A: Although the Course tells us in many places that we are not a body (e.g., Lesson 199 and the following review lessons), it also recognizes that we have a strong investment in seeing ourselves as a body. Jesus observes, “Look at yourself and you will see a body….without a light it seems that it is gone. Yet you are reassured that it is there because you still can feel it with your hands and hear it move. Here is an image that you want to be yourself. It is the means to make your wish come true.” (T.24.VII.9:1,3,4,5,6 italics added).

We may have brief experiences where we seem to transcend our bodily identification, as you describe, but we are not likely to maintain this for any length of time because we really don’t want to.
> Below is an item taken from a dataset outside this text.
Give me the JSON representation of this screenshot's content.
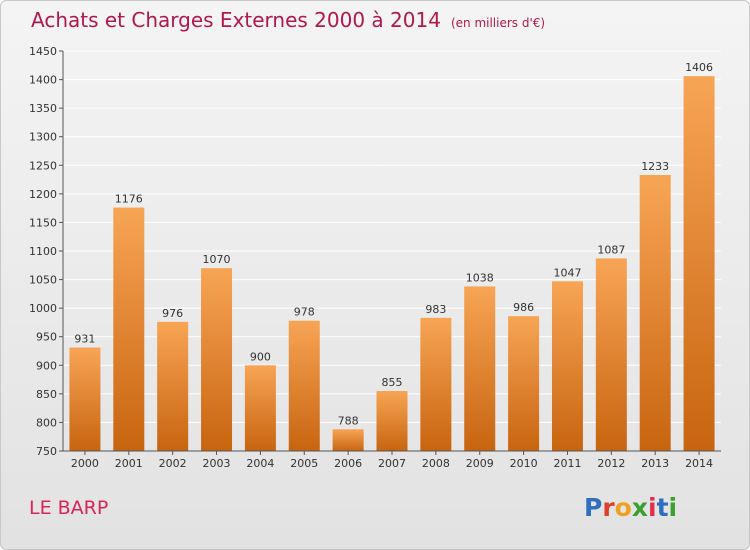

Our “wish come true” is seeing ourselves as a separate, special, individual self and our body affirms that identity. The Course tells us that although we are the ones who have chosen and made this limited self as our identity (in fantasy but not in reality), we have not wanted to accept responsibility for that decision. And that is because buried deep in our unconscious is the (made- up) belief that we gained this separate self by attacking the Oneness of God and our true Identity as spirit, a horrendous sin of destruction and murder according to our ego. So once we seem to be bodies born to other bodies, our separate existence does not seem at all to be of our own making. Our parents made us. And we may even believe, much to our ego’s delight, that somehow God has been involved in this special “creation” of our individual self, as many religions teach.

So the Course’s goal, knowing how strongly identified we are with our body and how fearful we are of letting go of the protection we believe it affords us, is not to have us relinquish our bodily identification (that happens only at the very end). The Course is instructing us in how to give our body a purpose different from the ego’s original purpose of sin, guilt and fear. With the help of the Holy Spirit, the body becomes a vehicle for learning our lessons of forgiveness, in the context of our relationships with our brothers and sisters, also seen as bodies. And we will continue to see ourselves and everyone else as a body until the forgiveness process is complete and we no longer have any guilt in our mind that we need our body as a defense against.

And as to seeing yourself as beautiful, there is nothing wrong with that, so long as you realize that when the Course speaks of how beautiful we are (e.g., W.pII.313.2:2), it is not speaking of our physical body or our personality. It is referring to the reflected beauty of the Christ in all of us, a beauty which we all share equally as spirit.